I had to deliver a keynote to a large group of business owners the other day. I was asked to compose a quick 6-8 minute talk — and if you know me, it's a VERY short time to talk. I used iWork Keynote with an LCD projector (all set up well ahead of time) — I felt each slide would add impact (see presentation here). As you can see — no bullets, bold statements — get in and get out.

As the meeting wore on, I realized we were running out of time. To add insult to injury, the speaker before me used ALL of his allotted time (plus some) — so I received a subtle prod from the vice president to severely cut down my time. Accomplished presenters run into this all the time — if you're last on the docket, you're usually asked to shorten your talk a bit.

So I did. I talked for a total of 3-4 minutes (a 50% reduction) with the same presentation.

Guess what? Major accolades from the entire audience. What did I do?

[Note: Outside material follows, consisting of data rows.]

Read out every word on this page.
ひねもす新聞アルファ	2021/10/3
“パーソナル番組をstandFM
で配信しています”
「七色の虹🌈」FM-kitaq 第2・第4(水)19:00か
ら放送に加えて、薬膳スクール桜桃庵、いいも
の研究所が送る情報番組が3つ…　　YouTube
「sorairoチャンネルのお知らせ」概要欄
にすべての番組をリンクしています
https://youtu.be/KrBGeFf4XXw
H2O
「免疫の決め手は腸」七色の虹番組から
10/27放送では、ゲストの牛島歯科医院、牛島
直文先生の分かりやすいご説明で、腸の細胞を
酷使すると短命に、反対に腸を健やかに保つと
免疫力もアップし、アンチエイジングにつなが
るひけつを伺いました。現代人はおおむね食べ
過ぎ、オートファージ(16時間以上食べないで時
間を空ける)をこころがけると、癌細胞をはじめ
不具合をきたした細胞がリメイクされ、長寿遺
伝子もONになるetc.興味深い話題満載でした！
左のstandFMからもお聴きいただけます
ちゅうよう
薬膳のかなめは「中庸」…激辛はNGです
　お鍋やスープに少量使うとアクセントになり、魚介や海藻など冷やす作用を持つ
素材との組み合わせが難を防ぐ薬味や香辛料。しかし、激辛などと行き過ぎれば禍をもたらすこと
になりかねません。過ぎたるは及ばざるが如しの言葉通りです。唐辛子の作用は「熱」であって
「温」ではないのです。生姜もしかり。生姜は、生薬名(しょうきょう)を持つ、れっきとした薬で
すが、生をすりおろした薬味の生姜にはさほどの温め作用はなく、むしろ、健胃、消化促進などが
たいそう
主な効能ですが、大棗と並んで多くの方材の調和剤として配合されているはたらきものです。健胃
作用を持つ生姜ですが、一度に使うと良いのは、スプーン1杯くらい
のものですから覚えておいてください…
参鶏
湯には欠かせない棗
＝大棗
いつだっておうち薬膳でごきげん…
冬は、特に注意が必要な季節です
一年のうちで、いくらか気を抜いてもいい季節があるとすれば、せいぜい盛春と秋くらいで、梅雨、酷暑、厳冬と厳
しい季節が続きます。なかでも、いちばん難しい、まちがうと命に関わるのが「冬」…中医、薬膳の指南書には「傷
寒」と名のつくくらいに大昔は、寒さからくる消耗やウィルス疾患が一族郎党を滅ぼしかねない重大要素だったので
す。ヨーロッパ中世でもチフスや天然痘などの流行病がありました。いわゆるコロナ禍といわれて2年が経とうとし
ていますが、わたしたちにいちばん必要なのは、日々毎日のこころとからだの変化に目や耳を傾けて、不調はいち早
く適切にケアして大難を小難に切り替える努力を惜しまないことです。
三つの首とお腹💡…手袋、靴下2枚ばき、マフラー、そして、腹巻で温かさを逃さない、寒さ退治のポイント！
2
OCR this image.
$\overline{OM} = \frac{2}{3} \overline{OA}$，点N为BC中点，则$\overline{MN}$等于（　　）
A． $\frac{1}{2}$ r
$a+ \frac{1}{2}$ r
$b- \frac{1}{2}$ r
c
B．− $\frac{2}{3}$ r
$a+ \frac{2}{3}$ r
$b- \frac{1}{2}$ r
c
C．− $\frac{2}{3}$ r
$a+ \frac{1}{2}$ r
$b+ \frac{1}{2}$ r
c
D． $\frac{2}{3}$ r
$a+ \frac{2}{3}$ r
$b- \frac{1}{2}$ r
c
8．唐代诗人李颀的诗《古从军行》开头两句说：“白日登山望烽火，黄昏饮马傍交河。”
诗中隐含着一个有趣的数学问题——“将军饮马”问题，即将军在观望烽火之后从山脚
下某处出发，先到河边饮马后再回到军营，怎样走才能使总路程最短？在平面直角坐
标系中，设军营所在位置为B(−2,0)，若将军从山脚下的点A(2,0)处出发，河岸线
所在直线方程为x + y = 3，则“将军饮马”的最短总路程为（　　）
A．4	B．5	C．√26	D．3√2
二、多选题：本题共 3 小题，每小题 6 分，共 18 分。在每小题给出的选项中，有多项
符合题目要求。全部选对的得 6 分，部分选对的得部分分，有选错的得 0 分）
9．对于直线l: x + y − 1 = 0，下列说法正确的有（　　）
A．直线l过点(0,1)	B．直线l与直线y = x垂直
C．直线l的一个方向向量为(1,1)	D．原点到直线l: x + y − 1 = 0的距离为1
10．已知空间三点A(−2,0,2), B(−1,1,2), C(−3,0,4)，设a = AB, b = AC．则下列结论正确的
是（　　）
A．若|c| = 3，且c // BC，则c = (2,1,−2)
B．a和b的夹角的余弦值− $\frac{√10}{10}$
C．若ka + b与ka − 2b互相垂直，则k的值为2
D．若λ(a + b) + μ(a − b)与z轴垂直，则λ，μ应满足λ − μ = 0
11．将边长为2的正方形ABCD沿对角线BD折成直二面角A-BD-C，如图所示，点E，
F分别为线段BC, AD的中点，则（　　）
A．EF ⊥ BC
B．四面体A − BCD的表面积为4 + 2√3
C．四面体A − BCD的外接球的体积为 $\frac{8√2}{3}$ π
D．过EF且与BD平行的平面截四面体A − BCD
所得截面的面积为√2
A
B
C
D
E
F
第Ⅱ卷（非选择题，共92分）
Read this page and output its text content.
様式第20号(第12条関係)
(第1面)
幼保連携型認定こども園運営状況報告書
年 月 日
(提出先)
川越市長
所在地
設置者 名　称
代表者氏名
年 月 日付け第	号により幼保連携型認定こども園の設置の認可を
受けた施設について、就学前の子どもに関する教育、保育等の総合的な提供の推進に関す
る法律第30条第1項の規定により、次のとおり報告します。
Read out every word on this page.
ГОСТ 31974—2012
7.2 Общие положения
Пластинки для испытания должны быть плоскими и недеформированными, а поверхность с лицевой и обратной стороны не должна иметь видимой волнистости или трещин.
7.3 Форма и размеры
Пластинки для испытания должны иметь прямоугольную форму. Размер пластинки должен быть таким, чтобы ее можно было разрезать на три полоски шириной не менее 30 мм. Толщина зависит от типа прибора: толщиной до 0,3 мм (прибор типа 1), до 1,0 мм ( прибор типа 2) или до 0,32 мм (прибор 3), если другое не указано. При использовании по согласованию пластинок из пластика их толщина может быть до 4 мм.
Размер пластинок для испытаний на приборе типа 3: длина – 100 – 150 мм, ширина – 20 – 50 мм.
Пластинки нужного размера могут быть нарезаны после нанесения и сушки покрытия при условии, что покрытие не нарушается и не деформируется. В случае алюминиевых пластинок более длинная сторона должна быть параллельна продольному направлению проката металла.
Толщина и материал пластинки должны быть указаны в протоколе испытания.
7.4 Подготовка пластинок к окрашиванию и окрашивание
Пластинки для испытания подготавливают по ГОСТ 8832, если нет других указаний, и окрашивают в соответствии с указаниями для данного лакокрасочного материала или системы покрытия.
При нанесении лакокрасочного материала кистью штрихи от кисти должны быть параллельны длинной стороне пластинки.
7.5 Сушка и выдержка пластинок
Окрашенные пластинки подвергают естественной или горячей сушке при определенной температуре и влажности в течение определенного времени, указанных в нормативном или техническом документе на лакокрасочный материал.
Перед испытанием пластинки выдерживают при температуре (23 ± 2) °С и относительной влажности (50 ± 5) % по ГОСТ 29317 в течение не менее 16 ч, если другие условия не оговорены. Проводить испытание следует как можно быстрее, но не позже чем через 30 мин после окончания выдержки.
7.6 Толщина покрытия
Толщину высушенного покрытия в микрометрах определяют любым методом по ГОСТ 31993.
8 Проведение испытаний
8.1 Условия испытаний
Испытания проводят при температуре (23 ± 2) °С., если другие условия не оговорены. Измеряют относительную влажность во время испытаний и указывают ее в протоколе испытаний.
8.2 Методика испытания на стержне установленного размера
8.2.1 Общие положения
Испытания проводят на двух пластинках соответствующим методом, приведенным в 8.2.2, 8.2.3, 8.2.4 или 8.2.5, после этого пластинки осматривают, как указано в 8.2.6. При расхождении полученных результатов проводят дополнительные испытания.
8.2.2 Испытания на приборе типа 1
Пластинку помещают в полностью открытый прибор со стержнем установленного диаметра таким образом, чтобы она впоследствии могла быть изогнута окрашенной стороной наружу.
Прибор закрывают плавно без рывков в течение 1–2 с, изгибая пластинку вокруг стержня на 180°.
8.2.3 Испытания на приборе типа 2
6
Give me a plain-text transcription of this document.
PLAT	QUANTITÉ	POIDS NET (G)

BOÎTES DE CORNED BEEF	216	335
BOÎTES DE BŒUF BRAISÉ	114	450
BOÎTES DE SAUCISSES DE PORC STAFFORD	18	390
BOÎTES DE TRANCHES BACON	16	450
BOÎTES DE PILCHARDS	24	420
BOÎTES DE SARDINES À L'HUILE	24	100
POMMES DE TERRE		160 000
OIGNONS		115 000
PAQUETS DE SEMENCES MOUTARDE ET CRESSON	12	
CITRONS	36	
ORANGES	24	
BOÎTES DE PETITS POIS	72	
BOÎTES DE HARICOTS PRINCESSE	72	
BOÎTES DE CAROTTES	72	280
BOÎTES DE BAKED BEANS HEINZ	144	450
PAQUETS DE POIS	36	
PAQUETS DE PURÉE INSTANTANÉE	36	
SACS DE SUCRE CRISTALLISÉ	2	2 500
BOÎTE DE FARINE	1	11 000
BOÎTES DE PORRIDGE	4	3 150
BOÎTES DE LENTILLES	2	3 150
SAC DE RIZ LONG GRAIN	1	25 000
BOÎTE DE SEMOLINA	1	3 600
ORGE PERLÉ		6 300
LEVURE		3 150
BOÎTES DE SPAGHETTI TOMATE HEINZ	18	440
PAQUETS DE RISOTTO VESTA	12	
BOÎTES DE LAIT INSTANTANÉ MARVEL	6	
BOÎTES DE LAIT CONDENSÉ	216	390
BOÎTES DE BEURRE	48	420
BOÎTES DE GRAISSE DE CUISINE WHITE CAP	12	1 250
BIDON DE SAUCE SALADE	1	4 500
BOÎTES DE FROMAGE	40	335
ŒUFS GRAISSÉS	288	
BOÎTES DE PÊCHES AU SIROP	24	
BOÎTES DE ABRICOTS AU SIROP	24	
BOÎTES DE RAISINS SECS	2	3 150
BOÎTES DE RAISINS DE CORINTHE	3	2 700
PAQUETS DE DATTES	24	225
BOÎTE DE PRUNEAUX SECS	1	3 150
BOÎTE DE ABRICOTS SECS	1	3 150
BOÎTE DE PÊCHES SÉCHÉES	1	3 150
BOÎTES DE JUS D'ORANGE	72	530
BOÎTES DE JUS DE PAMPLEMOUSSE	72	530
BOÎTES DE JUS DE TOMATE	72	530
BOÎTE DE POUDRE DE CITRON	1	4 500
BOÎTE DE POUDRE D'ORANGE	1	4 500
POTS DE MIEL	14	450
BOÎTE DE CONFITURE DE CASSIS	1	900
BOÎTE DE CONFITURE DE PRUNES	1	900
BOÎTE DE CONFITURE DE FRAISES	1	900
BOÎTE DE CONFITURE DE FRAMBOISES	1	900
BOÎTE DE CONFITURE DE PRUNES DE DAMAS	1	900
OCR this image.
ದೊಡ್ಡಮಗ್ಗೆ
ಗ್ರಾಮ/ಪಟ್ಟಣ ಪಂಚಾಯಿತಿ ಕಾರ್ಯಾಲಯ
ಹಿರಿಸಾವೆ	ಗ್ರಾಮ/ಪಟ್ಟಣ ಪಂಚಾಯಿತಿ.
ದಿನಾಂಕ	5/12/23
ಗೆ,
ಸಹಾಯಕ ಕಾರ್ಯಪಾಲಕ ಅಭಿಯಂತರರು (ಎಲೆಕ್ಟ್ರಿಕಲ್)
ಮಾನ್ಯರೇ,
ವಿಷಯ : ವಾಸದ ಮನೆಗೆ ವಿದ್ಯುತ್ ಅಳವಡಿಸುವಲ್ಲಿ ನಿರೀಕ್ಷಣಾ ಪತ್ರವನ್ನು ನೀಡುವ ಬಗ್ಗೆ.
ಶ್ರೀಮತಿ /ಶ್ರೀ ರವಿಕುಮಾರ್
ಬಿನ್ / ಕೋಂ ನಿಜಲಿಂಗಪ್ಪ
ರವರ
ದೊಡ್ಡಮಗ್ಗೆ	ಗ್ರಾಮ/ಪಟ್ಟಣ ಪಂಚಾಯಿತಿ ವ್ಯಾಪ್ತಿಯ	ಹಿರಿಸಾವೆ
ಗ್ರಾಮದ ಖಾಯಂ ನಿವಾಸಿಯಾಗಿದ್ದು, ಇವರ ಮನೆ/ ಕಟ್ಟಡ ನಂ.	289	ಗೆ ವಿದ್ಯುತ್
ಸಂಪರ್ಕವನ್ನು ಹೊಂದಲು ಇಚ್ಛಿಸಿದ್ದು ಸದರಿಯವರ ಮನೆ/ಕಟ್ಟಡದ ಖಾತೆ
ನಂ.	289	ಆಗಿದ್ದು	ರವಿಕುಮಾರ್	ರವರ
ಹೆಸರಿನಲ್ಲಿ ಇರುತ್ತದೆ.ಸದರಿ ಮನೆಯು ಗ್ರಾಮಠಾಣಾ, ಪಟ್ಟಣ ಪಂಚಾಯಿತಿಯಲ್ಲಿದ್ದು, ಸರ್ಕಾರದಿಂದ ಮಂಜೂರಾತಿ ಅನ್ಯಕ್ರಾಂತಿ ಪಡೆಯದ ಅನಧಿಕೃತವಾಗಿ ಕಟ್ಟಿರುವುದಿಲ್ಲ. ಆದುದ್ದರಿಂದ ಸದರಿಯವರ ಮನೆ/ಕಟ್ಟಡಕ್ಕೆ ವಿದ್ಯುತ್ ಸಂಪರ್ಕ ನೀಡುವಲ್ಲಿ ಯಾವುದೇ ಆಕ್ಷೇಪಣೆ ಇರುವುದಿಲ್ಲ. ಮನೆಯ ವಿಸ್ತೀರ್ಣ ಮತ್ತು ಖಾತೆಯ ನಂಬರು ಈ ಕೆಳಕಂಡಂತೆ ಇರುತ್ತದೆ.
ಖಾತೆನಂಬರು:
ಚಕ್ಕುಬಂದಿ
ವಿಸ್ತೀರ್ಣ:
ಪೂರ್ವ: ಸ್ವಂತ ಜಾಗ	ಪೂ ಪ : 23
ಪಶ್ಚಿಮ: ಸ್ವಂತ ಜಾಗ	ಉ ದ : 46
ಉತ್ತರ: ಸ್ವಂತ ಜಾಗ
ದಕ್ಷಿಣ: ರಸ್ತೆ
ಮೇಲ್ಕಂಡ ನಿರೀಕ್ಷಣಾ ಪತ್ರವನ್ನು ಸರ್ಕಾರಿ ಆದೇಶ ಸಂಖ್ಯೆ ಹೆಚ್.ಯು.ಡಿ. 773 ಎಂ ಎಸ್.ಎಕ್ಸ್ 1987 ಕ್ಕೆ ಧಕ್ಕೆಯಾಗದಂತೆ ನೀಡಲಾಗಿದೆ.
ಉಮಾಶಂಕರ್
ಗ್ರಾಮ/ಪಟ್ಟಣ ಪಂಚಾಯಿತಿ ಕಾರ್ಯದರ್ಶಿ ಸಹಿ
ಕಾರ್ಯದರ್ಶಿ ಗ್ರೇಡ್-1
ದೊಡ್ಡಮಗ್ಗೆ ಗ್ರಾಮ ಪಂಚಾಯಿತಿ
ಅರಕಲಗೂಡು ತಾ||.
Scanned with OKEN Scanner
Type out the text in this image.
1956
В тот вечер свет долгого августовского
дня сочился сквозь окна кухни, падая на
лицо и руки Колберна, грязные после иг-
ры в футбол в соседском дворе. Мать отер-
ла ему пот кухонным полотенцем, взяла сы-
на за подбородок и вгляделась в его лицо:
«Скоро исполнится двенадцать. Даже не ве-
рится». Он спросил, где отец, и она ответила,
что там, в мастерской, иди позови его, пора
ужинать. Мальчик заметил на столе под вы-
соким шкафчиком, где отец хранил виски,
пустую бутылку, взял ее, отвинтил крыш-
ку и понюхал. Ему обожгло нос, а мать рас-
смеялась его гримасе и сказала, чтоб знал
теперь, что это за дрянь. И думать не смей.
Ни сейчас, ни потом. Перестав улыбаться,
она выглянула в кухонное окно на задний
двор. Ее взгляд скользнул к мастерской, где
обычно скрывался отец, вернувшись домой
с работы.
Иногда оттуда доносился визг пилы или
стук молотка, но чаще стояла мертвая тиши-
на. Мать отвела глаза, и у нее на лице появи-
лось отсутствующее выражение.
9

  1. I jumped up, grabbed my remote, dispersed with the bio about me, introduced myself, and started the talk.
  2. I kicked up my energy another 50% (on top of my usual 150% enthusiasm level). This is important.
  3. I moved around and used my hands to deliver each point.
  4. I interacted with the audience — I asked questions like, "Who going to try this?" They immediately raised their hands.
  5. I spoke a bit faster, but I added assertive emphasis to each of my points.
  6. No questions. There was no time.
  7. I closed within the 4 minute mark, thanked my audience, and sat down.

The room of 60+ people burst into applause. Longer is sometimes not better.